检查数组中是否存在元素 [英] Checking whether an element exist in an array
问题描述
用于检查数组中是否存在元素的简单Java代码:
A simple Java code for checking whether an element exists in an array or not:
import java.util.Arrays;
public class Main {
static int[] numbers = {813, 907, 908, 909, 910};
public static void main(String[] args) {
int number = 907;
//Integer number = 907; // the same thing -- it's not found.

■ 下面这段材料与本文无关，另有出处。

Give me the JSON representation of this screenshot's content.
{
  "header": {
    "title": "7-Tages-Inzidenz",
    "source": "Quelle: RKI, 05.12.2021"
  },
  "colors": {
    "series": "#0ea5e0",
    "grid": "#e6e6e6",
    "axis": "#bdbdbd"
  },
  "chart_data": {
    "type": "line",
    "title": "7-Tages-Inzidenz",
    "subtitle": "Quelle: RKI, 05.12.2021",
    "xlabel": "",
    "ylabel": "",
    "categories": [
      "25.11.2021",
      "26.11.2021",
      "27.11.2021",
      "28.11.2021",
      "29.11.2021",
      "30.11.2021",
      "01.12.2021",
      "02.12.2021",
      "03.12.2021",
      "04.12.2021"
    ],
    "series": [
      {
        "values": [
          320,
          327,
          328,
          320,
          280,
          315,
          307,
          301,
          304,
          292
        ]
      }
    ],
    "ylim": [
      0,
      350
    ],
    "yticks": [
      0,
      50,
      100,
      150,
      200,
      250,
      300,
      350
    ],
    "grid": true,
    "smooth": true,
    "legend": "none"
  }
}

boolean b = Arrays.asList(numbers).contains(number);
System.out.println(b); // => false
}
}
1)为什么不找到907 in数组?
1) Why doesn't it find 907 in the array?
2)如果有更好的方法,请继续分享您的知识。
2) If there is a better way of doing it, go ahead and share your knowledge.
更新:
据说 asList
转换你的 int []
进入列表< int []>
,只有一个成员:原始列表。但是,我希望下面的代码能给我1,但它给了我5:
It was said that asList
converts your int[]
into a List<int[]>
with a single member: the original list. However, I expect the following code to give me 1, but it gives me 5:
System.out.println(Arrays.asList(numbers).size());
推荐答案
问题在于数组.asList(数字)
没有按照你的想法做。它将您的 int []
转换为列表< int []>
,其中包含一个成员:原始列表。
The problem is that Arrays.asList(numbers)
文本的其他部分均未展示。